Note: Weigel is accusing Benedict of exercising a “hermeneutic of rupture” with “Caritas” because he is siding with “Populorum Progressio” as beginning anew with the Social Doctrine of the Church: “the proponents of Populorum Progression (the 1967 social encyclical of Paul VI that Caritas in Veritate commemorates) would seem to be promoting a ‘hermeneutics of rupture’ when they claim that the tradition of Catholic social doctrine began anew with P.P. – a claim that at least some passages in Caritas in Veritate can be interpreted to support.”

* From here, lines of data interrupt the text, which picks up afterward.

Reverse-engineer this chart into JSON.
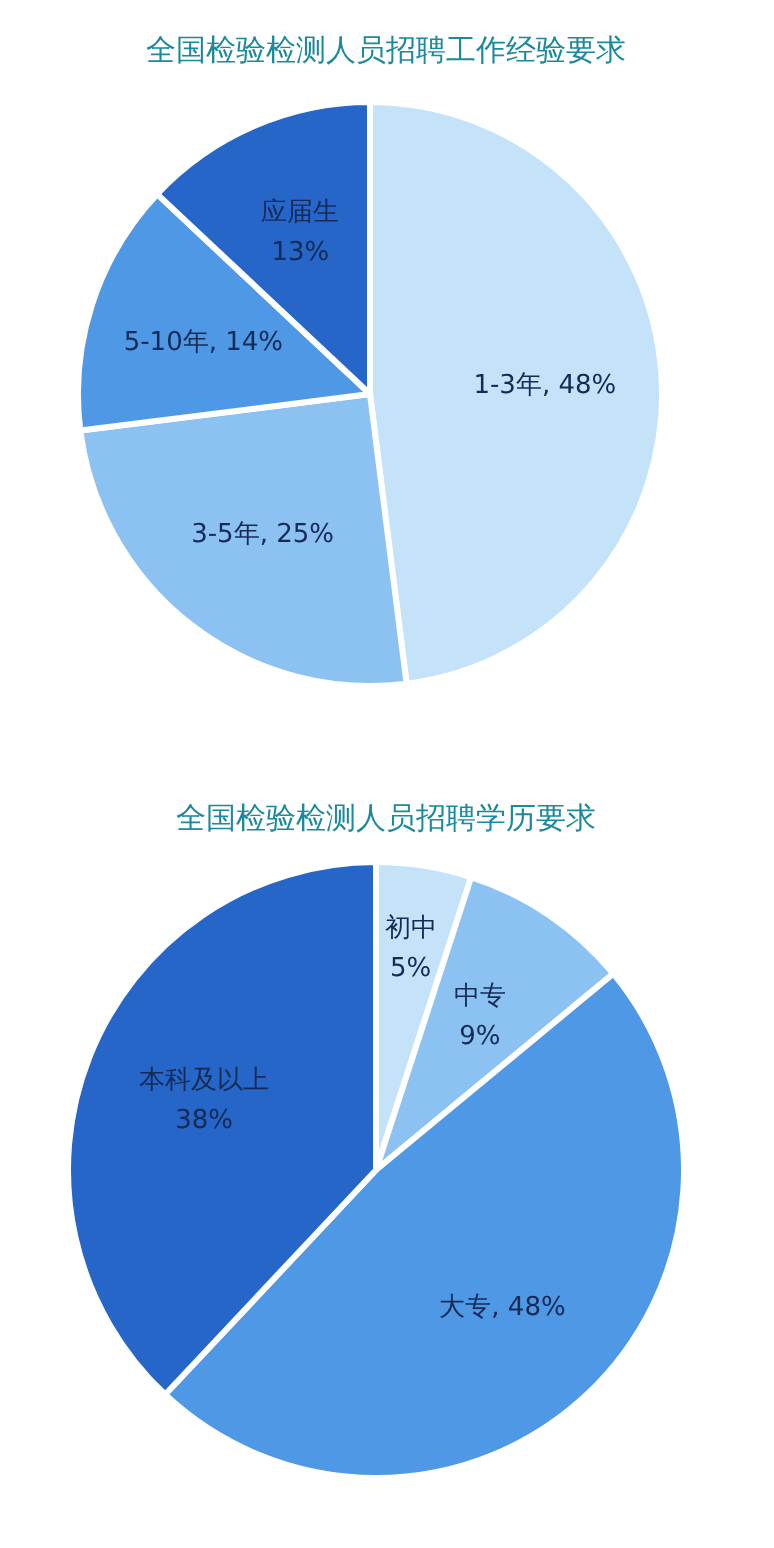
{
  "chart_data": [
    {
      "type": "pie",
      "title": "全国检验检测人员招聘工作经验要求",
      "categories": [
        "1-3年",
        "3-5年",
        "5-10年",
        "应届生"
      ],
      "values": [
        48,
        25,
        14,
        13
      ],
      "value_labels": [
        "48%",
        "25%",
        "14%",
        "13%"
      ],
      "colors": [
        "#c4e2f8",
        "#8cc2f2",
        "#4f98e6",
        "#2566c8"
      ]
    },
    {
      "type": "pie",
      "title": "全国检验检测人员招聘学历要求",
      "categories": [
        "初中",
        "中专",
        "大专",
        "本科及以上"
      ],
      "values": [
        5,
        9,
        48,
        38
      ],
      "value_labels": [
        "5%",
        "9%",
        "48%",
        "38%"
      ],
      "colors": [
        "#c4e2f8",
        "#8cc2f2",
        "#4f98e6",
        "#2566c8"
      ]
    }
  ]
}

Basically Weigel is accusing the development of doctrine that took place in Vatican II – that was the passage from an epistemology of object to one of subject and the rereading of the entire doctrine of the Church in terms of the subject – of being the “hermeneutic of rupture.” Please consider this point. What is at stake is the very meaning of the Council that has not been understood as of yet. Consult, if you will, Karol Wojtyla’s Sources of Renewal on precisely this point. What was it that really took place in Vatican II, and that appeared for the first time in Populorum Progressio and then in Humanae Vitae?” This is the real bone of contention of Weigel, and it is at this point that we may be able to really come to grips with his mind and the real mind of the Council
I quote again his July 13th piece from National Review below:
“Throughout his pontificate, and in Caritas in Veritate, Pope Benedict XVI has been at pains to stress the continuity of Catholic life and thought before and after the Second Vatican Council: what he terms a “hermeneutics of continuity,” as distinguished from a “hermeneutics of rupture.” Or, in lay language, the claim that the Catholic Church reinvented itself at Vatican II is simply wrong. Yet the proponents of Populorum Progressio (the 1967 social encyclical of Paul VI that Caritas in Veritate commemorates) would seem to be promoting a “hermeneutics of rupture” when they claim that the tradition of Catholic social doctrine began anew with Populorum Progressio — a claim that at least some passages in Caritas in Veritate can be interpreted to support. This raises a very important question: Are there two Catholic social-doctrine traditions (one stemming from Leo XIII’s 1891 masterwork, Rerum Novarum, and a post-conciliar one beginning from Populorum Progressio), or is there one? This is not a merely theoretical argument, for the implications of the “two traditions” claim are considerable, especially in light of the fact that the Populorum Progressio “tradition” is the less disciplined of the two in closely identifying specific public policy recommendations with points of theological principle. Thus Benedict XVI’s entire effort to get the Catholic Church thinking of itself as a communion of believers in essential continuity over time is now back on the table of debate, because of the suggestion that something different in kind began, at least in terms of social doctrine, with Populorum Progressio.”